In October alone, the ACH Network processed nearly $5 billion in 3.8 million Same Day ACH transactions with an average transaction value of more than $1,000, NACHA reported.
While the numbers clearly reflect an American appetite for faster payments, the U.S. still has faster payment lessons to learn.
PYMNTS caught up with ACI’s Barry Kislingbury, director of solution consulting, and WA Proctor, vice president and product line manager, to get their thoughts on faster payments in the United States and around the world and the lessons that the U.S. must learn from its matured European counterparts.
Learning from a broad customer base
Proctor told PYMNTS that ACI’s wide customer base has helped it learn lessons that can be useful for faster payment schemes in the U.S. and other countries around the world.
The company, one of the largest players in the U.K. scheme that supports 60 percent of the network’s direct participants, recently struck a new partnership with Turkish Bank (UK), a small British financial institution that serves the Turkish and Cypriot community, to provide the bank’s faster payments offering.
For ACI, supporting smaller banks, like Turkish Bank (UK), alongside larger financial institutions, has fostered a diverse client base that demands solutions to faster payment problems for businesses big and small, which need a diverse set of tools to be resolved — something that other faster payment schemes would need to incorporate to be successful.
“One of the key points of ACI’s offer is the flexibility in terms of how it can be packaged,” Proctor said. “It’s the same software that we would sell to a bank like Barclays or to a small bank like Turkish Bank (UK), but how it’s configured and how it’s packaged is different because they aren’t always interested in the same features.”
Under the terms of the partnership with Turkish Bank (UK), ACI will enable the bank to process all transfers to and from domestic bank accounts immediately through its newly established cloud-based European data center in Limerick, Ireland.

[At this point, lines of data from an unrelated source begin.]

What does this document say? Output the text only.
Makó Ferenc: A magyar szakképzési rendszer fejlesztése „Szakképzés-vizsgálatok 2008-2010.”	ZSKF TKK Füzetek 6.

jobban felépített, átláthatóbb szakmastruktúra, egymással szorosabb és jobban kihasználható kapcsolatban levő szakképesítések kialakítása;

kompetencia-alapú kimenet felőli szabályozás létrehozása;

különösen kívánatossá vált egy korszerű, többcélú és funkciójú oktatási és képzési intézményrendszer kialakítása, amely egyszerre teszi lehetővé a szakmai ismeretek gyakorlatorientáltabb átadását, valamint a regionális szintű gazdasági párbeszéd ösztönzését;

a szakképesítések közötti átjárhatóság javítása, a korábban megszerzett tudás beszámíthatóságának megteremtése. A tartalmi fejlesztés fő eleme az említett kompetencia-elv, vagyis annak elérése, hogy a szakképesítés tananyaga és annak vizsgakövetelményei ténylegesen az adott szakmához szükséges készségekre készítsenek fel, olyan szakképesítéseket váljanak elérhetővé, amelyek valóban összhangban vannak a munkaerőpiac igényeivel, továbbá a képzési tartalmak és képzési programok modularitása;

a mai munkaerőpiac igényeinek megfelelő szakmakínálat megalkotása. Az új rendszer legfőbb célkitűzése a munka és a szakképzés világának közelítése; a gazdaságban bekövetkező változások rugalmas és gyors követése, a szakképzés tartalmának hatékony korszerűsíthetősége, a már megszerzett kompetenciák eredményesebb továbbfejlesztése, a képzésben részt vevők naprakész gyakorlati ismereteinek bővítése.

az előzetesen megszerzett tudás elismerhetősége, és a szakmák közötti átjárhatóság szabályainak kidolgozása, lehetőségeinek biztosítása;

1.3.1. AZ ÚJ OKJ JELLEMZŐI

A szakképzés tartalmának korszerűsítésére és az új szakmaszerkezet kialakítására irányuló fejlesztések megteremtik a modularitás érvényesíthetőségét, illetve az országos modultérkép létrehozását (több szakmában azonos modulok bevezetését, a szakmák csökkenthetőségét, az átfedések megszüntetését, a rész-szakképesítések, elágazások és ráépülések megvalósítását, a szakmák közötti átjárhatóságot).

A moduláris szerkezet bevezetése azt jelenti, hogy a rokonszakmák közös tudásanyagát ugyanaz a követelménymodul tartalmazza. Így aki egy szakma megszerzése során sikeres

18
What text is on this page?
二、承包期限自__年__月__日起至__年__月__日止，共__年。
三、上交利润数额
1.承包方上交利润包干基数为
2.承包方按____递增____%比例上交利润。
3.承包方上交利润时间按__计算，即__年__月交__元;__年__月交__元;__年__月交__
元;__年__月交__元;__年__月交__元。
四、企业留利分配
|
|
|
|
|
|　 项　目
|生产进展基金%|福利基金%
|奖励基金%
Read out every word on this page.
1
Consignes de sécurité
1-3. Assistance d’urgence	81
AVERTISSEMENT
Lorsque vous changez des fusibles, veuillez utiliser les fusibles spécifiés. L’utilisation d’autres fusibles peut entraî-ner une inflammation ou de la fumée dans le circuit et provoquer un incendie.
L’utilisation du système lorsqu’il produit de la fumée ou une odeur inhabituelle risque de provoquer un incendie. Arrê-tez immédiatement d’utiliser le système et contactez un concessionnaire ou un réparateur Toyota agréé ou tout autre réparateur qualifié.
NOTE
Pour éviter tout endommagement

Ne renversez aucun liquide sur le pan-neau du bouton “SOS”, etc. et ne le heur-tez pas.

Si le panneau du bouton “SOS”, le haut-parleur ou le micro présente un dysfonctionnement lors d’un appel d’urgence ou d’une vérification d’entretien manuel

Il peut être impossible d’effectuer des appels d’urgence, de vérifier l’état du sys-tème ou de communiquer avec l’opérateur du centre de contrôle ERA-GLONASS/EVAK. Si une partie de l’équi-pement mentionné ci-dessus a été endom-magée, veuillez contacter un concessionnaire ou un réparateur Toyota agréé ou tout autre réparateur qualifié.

Kislingbury noted the importance of setting up a new data center to offer diverse data sets that are needed by both large and small businesses.
“We’ve had data centers in organizations owned by ACI for awhile, but largely because of the demand for faster payments, we decided we should invest in a new data center in Ireland that was built from scratch,” he said. “With faster payments, you actually have to have two data centers, so this allows us to deliver a more reliable and secure network.”
Learning to stay safe from experience
Along with its presence across the pond, ACI has been a significant player in the U.S. faster payments market, working with The Clearing House in support of its real-time payment system initiative in America.
The huge payment volume of same-day transactions transferred through the ACH Network shows the demand for faster payments in the United States, Kislingbury said. This growth is set to get even bigger.
As the real-time payments technology develops, it is set to have an impact on a broad range of businesses in the U.S. and around the world, including supermarkets and other large retail stores.
And as faster payments schemes gain wider adoption, Kislingbury noted, there were mistakes made by its forerunners in countries like England and around Europe that U.S.-based financial institutions should try to avoid.
“The U.K. has certainly learned some lessons that … a lot of the rest of the world, including the United States, is able to benefit from,” he said. “The banks didn’t necessarily realize how clever fraudsters were, but very quickly after that, they all put in fraud and security systems, and I think other countries need to do that more quickly.”
Faster payments providers in the United States should look to protect some of the most vulnerable transactions, Proctor added, in order to keep fraudsters at bay while the technology develops and becomes more secure. Financial institutions also need to ensure that solid, proper authentication always proceeds payment initiation.
Learning to reach a wider audience
With the United States about to complete its first full year developing and using its faster payments network, its Same Day ACH payment volume is projected to get a lot bigger.
Much of this increased volume, Kislingbury said, is likely to come from the faster payment technology finding use cases in virtually every industry. A wider usage would likely appeal to consumers looking for a new form of payment when making everyday retail purchases, he added. Additionally, Same Day ACH is already showing that B2B payments, with the ACH ability to pass extensive payment information, will provide the foundation for new innovation for business payments.
Perhaps it won’t be too long before faster payments are embraced by consumers and businesses alike around the world.